Last October, Megan Butler, executive director of Supervision, Wholesale and Specialists at the FCA said: “‘We have said repeatedly that, when advising on DB transfers, advisers should start from the position that a transfer is not suitable.”
The FCA has put a number of checks and balances in place, including the stipulation in its handbook that advice on pensions transfers must be given or checked by a pension specialist.
Pension specialists have until October this year to gain a specific qualification in this area if they do not have it already.
Process and Guidance
The regulator also sets out a specific process for advisers to follow, when a client seeks their advice on a DB transfer.
In summary, the process should start with disclosure (details of the services they offer and the cost).
The adviser also needs to obtain in-depth information on the client’s personal circumstances and risk profile, as well as on their objectives and needs.
Research is also required, including comparison of the DB pension with the proposed alternative, followed by a suitability report, containing findings and recommendations (to be provided whether the recommendation is to go ahead or not).
It should include details of how the adviser arrived at that decision and why they think it is the right thing to do.

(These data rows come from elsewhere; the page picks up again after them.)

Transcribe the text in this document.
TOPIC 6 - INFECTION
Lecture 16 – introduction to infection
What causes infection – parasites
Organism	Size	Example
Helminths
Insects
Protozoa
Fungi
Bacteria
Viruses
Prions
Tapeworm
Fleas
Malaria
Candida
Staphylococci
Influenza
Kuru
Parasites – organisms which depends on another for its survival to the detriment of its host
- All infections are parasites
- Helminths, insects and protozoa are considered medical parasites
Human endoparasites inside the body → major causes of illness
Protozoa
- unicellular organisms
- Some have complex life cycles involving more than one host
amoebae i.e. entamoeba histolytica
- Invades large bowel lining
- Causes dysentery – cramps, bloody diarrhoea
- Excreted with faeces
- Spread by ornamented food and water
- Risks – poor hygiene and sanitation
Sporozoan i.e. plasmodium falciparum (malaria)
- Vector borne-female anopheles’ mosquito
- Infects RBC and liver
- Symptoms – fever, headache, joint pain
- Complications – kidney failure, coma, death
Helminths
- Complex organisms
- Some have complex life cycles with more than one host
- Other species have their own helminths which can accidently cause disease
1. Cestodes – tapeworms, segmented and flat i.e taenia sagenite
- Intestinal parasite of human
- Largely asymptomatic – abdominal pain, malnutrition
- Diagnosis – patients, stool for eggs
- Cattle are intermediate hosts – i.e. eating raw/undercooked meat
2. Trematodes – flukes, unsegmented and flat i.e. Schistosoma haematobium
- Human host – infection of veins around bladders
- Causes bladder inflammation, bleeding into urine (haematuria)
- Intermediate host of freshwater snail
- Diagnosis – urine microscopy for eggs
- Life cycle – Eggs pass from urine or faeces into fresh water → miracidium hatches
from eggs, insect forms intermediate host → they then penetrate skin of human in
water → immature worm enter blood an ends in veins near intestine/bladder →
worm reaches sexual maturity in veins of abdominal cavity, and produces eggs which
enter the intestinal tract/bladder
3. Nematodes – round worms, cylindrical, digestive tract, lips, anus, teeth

The client can also expect information on the importance of ongoing services, including regular meetings and reviews of investments, particularly if the advice is to make the transfer.
There is also guidance available for advisers, in the form of the Personal Finance Society’s ‘Gold Standard’, a voluntary code of good practice for DB transfer advice, based on a set of nine principles.
These include helping clients understand when advice is appropriate and the cost of transferring benefits, as well as ensuring that the advice supports the client’s overall wellbeing, within the context of their stated objectives.
It also emphasises that advisers should ensure that the client understands and accepts all charges.
In addition, the code highlights the importance of transparency with regard to managing conflicts of interest, as well as with regard to advice processes and outcomes.